As a member of the baby boomer generation — born after the Second World War but before 1960 — who is hurtling towards old age, I think I can confidently speak for many Boomers, as well as those of the preceding ‘Swing’ generation when I say that most of us are looking for new solutions to the issues of, ahem, older age.
Ideally such solutions will allow us to retain control over our lives — at least until frailty or chronic illness means we have no other option.
Not only do we dislike solutions in which we sacrifice agency but population statistics and greater life-expectancy make several decades of care or care-home living unaffordable for us, for the UK economy — and certainly for the Jewish community’s welfare organisations. The government has promised to fix social care. I’m not holding my breath.
So, Boomers and Swingers are looking for new solutions. One, of course is “sheltered” housing — private apartments within a supported environment. These are burgeoning in the private sector at every level but demand so far outstrips supply that they are available only to those most in need.
Co-housing communities offer another solution that is both economically viable and socially successful as they are run by their residents and are often inter-generational. Already existing in the UK, and in Denmark, Germany, Finland, Sweden, the US and Israel, they provide a self-contained private home plus shared community space.
But now a new online service has been designed to connect two generations in a way that could not only overcome the loneliness and minor practical challenges often faced by older people living alone, but could also help to ease the housing crisis faced by the UK’s young adults.
Called Hapipod and created by Sunderland-born Andrea Frankenthal, a documentary film-maker and single parent now based in Cricklewood, north London, it connects home-owners with a spare room with younger people who are happy to give some time — up to ten hours per week for, say, shopping, pet-sitting or tech assistance — in return for a comfortable room at a far more affordable rent than market rate.
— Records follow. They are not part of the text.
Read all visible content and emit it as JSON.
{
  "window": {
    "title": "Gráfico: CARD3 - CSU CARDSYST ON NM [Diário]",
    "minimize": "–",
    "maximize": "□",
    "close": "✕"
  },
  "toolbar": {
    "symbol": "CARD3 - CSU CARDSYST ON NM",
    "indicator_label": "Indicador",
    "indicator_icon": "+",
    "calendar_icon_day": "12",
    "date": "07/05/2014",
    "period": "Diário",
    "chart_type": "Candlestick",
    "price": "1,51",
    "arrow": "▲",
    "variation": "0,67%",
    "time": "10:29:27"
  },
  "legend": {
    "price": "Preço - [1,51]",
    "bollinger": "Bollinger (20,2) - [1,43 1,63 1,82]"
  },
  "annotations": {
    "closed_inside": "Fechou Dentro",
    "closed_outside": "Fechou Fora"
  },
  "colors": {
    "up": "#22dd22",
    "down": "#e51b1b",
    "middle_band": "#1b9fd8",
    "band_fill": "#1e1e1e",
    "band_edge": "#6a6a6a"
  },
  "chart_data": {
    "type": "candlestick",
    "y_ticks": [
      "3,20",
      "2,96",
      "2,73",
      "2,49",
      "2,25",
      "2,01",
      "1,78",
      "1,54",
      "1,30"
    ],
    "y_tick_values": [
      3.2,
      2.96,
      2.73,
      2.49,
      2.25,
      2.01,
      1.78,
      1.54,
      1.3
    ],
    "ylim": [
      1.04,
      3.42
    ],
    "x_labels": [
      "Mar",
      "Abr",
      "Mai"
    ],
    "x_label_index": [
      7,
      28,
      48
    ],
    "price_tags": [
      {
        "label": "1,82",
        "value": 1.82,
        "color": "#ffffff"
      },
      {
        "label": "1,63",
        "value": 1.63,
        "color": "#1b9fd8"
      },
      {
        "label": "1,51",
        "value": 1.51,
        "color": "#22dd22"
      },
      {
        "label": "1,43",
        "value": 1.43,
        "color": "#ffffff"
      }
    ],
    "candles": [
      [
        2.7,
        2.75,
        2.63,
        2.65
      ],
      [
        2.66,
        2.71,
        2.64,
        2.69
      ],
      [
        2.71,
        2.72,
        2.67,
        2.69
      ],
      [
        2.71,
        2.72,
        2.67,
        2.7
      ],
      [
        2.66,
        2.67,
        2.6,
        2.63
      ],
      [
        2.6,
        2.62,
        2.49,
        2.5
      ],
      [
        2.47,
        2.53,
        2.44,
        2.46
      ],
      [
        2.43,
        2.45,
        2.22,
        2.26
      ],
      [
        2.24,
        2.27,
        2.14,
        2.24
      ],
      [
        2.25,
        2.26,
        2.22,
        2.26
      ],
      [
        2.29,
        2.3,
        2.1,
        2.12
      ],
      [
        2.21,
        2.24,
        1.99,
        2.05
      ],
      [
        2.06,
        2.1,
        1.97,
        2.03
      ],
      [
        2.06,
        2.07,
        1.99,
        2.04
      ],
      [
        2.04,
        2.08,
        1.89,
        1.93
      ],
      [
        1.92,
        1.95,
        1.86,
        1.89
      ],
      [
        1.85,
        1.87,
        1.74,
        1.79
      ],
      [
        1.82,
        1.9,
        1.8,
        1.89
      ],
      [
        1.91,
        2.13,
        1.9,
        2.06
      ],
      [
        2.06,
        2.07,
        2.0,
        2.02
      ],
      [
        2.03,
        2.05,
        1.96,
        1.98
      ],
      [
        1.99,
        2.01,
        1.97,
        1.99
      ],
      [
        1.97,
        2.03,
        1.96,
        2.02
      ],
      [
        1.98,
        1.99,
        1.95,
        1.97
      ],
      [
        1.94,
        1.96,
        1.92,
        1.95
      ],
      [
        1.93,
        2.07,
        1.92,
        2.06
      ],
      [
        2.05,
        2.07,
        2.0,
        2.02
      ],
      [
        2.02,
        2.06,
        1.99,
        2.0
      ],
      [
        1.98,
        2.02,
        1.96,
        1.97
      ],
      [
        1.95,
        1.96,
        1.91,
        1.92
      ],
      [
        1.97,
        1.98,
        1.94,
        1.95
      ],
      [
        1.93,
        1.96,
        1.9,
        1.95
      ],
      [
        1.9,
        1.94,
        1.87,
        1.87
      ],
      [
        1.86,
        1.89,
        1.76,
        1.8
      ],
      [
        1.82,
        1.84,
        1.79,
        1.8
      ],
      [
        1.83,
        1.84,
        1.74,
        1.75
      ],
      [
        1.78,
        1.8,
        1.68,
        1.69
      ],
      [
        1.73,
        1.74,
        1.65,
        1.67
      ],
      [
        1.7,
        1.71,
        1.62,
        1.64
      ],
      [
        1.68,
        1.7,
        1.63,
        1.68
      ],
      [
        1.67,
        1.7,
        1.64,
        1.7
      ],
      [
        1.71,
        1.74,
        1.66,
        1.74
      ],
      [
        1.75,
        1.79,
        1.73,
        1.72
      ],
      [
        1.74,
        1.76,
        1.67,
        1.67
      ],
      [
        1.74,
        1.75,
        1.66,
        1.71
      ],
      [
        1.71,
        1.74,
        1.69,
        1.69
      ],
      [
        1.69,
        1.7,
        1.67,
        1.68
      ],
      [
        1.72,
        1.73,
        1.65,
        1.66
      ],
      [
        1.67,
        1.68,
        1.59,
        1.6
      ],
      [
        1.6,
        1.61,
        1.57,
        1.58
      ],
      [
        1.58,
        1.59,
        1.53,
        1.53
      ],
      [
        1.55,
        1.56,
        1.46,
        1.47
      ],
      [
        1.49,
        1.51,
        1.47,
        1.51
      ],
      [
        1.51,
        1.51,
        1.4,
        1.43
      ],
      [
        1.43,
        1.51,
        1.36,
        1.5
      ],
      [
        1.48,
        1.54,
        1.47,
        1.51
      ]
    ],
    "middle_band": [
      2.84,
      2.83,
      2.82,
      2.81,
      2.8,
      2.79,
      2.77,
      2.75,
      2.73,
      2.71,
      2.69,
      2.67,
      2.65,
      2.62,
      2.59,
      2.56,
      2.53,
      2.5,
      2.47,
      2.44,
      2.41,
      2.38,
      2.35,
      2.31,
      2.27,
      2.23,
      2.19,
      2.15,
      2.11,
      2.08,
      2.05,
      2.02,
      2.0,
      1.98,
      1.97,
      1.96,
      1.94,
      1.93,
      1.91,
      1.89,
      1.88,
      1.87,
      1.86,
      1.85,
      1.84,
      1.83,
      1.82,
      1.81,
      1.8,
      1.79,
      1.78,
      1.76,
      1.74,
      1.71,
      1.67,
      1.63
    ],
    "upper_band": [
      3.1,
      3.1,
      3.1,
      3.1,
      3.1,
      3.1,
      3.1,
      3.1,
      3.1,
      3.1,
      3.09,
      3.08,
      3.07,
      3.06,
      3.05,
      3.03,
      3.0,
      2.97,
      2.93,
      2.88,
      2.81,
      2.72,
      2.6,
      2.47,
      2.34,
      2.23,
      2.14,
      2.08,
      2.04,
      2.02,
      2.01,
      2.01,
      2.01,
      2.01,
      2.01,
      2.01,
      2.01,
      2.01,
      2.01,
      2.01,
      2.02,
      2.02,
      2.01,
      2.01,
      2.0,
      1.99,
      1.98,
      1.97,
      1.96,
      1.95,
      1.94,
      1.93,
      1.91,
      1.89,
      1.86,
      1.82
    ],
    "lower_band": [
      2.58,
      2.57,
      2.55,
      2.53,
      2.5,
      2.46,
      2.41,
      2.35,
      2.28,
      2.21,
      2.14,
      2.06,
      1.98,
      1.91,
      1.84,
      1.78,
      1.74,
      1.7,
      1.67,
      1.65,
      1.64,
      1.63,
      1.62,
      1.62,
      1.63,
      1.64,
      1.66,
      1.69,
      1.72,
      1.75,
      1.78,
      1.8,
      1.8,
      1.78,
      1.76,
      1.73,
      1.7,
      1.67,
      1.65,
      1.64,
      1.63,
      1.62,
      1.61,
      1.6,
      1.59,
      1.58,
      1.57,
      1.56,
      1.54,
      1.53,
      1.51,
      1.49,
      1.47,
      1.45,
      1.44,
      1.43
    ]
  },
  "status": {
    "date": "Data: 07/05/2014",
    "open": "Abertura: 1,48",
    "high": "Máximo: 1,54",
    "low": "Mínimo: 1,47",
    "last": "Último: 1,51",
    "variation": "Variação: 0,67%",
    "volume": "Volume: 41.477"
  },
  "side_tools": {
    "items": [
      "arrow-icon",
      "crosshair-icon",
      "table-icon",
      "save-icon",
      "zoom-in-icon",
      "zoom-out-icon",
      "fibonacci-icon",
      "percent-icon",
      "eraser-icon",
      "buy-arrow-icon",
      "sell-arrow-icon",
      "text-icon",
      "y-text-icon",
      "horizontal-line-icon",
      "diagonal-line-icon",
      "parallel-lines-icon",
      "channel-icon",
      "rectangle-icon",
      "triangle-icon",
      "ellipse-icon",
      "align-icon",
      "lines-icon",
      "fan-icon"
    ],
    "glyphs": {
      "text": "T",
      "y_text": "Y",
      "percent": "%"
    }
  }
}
Launched in London and Glasgow before being rolled out across the country and ultimately world-wide, Hapipod was inspired by Frankenthal’s discovery that there were some 3.7 million UK adults who are now classified as “lonely,” some 3.6 million over-65s who have spare rooms and some 3.4 million people aged 20 to 34 who cannot afford to leave home.
Frankenthal also noted that inter-generational friendships are booming, with one survey revealing “people of all ages are less concerned with age-gaps and more concerned with shared values and interests.” By connecting two generations through her innovative home-share arrangement, the platform capitalises on those “vanishing generational divides” while helping to solve a couple of tricky societal and economic problems.
A subscription-based service based on a rigorous ID-verification, the platform allows subscribers to search for compatible home-sharers, such as a person of their own faith or profession, or with similar hobbies or interests. In return for charging a below-market rent (around £250 to £350 per month), home-owners receive up to 40 hours a month of companionship or practical help from renters.
She believes this arrangement could help “active mid-lifers to stay independent for longer” while also providing a way to help key-workers, students or new graduates live affordably.
Also, adds Frankenthal, it is “an opportunity to foster interactions within the Jewish community.
“Many older people would prefer someone of the same faith living in, whilst it opens a world of accommodation for young Jews starting out on adult life away from home and wanting a kosher or Jewish base.” She suggests that it could also ease “much anxiety” among adult children if they knew their parent had a Jewish lodger.
Suzanne, in her mid 70s, lives alone in a comfortable home and her adult children live abroad. Normally “very busy socially” and used to travelling a lot, she finds an empty house “a little daunting, especially in the winter with those endless evenings.”
One of the first to register on Hapipod, Suzanne believes many people in their 70s are like her, still very active “but it is nice to have someone around to help me do a little gardening, to join me for the odd meal and to look after my home if I’m away.
“It’s got to be the right match and you’ve got to click.”
Kate (not her real name) is in her 40s. In the middle of a post-graduate degree course in London and recently divorced, she has signed up as a Hapipod house-mate.
Needing to finish her course, and finding the cost of renting in London prohibitive, she describes the arrangement as “a real lifeline.”
“I don’t mind at all spending some time with someone and helping out with shopping or tech as it means I can live comfortably where I need to be, at an affordable rent.”
Frankenthal describes herself as “a hyper-empathiser” who cries over sad news stories and has always been “obsessed with fighting loneliness.” In her younger years this made her a “consummate matchmaker” but more recently, she says “stories of parents of friends left alone through divorce or bereavement” tugged at her heart strings.
The friends’ parents were “active, dynamic 60- and 70-something people, whose families could not always be on hand to help with their tech issues or to provide company,” she says.
“They didn’t come close to needing a carer but they would have liked a live-in companion to provide some company and help with minor issues that arise.”
I suspect that is what Boomers want: to have some companionship and support without the need to give up personal autonomy — at least, not yet!